Demande de réparation

Au-delà de la reconnaissance de la responsabilité, la famille Allenbach demande aussi réparation, mais elle reste discrète sur le montant du dédommagement qu'elle réclame pour Simon. Pour les autres familles de victimes, cela va aller - en fonction de l'âge des enfants et de la lourdeur du handicap notamment -, de plusieurs centaines de milliers de francs à plusieurs millions de francs, selon les deux avocats genevois.

Eux défendent actuellement 17 enfants. En Suisse aujourd'hui, 39 victimes sont recensées par Swissmedic, l'autorité de surveillance des médicaments. 39 malformations physiques ou retards psychiques qui auraient ainsi été provoqués par cet antiépileptique entre 1990 et 2018. Un nombre largement sous-estimé pour différents acteurs de la santé.

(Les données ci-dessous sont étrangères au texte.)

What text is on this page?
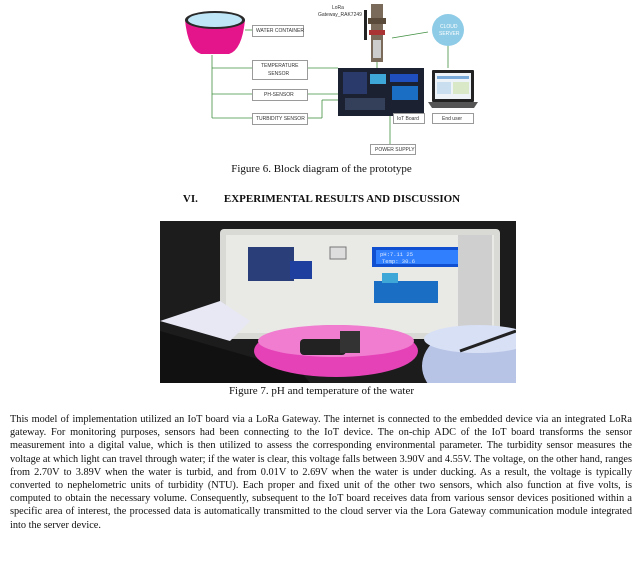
WATER CONTAINER
TEMPERATURE
SENSOR
PH-SENSOR
TURBIDITY SENSOR
LoRa
Gateway_RAK7249
CLOUD
SERVER
IoT Board	End user
POWER SUPPLY
Figure 6. Block diagram of the prototype
VI. EXPERIMENTAL RESULTS AND DISCUSSION
pH:7.11 25
Temp: 30.6
Figure 7. pH and temperature of the water
This model of implementation utilized an IoT board via a LoRa Gateway. The internet is connected to the embedded device via an integrated LoRa gateway. For monitoring purposes, sensors had been connecting to the IoT device. The on-chip ADC of the IoT board transforms the sensor measurement into a digital value, which is then utilized to assess the corresponding environmental parameter. The turbidity sensor measures the voltage at which light can travel through water; if the water is clear, this voltage falls between 3.90V and 4.55V. The voltage, on the other hand, ranges from 2.70V to 3.89V when the water is turbid, and from 0.01V to 2.69V when the water is under ducking. As a result, the voltage is typically converted to nephelometric units of turbidity (NTU). Each proper and fixed unit of the other two sensors, which also function at five volts, is computed to obtain the necessary volume. Consequently, subsequent to the IoT board receives data from various sensor devices positioned within a specific area of interest, the processed data is automatically transmitted to the cloud server via the Lora Gateway communication module integrated into the server device.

Des familles avec lesquelles le Fribourgeois Simon Zurich, vice-président de la Fédération des patients de Suisse romande, a régulièrement des contacts: "C'est épuisant et cher. Au bout d'un moment, les familles se demandent si cela vaut encore le coup de continuer à se battre, ou alors si cela n'est pas préférable d'apprendre à vivre avec ce malheur. On les comprend, mais c'est triste que justice ne soit pas rendue."

Se sentir moins seul

Natascha Allenbach affirme qu'elle a des assistances juridiques qui permettent de payer ces frais-là, mais ne veut pas dévoiler les montants déboursés. Pour accompagner les particuliers confrontés aux mêmes problèmes, elle a créé en 2016 un groupe de soutien et d'échange, l'ASSAC: "C'est important de pouvoir en parler avec d'autres familles qui ont le même vécu, parce que c'est lourd d'avoir un enfant qui a un ou plusieurs handicaps. On ne se sent plus seul au monde."

Dans son association, il n'y a pas de Fribourgeois. Aujourd'hui, elle appelle les personnes concernées qui habiteraient dans le canton de Fribourg à se manifester: "Plus on est nombreux, plus on a de chances d'être reconnus."

Elle en connaît beaucoup, des familles qui sont dans le même cas: elle a rencontré des victimes de la Dépakine en France, en Belgique, en Angleterre ou encore en Irlande. Et continue à se mobiliser. Car si aujourd'hui, Simon, 20 ans, va bien, raconte-t-elle avec un sourire et beaucoup de fierté - le jeune homme suit avec intérêt un apprentissage de mécanicien de production - elle précise qu'eux ont eu de la chance.

Se battre pour les prochains

Entouré de professionnels de santé investis, Simon, a été extrêmement stimulé. Elle tient à souligner que cela n'est pas le cas d'autres enfants-Dépakine. D'autres enfants pour lesquels la famille Allenbach se bat aussi. Et le papa, Vincent, en est convaincu: ils finiront par gagner, eux ou les prochains.

L'enfant le plus jeune défendu par les avocats genevois est né en 2015. Et en attendant, la famille vaudoise suit de près les actions en justice qui ont lieu dans d'autres pays. Fin mars, en Espagne, un tribunal a jugé Sanofi responsable d'un défaut d'informations sur les risques liées à la Dépakine. La justice espagnole a aussi condamné l'assureur de Sanofi à indemniser trois victimes. Une première dans le pays.

En janvier, en France, le tribunal judiciaire de Paris a estimé que le groupe pharmaceutique français Sanofi avait « commis une faute en manquant à son obligation de vigilance et à son obligation d’information » concernant les risques de son médicament Dépakine pour le fœtus en cas de prise pendant la grossesse.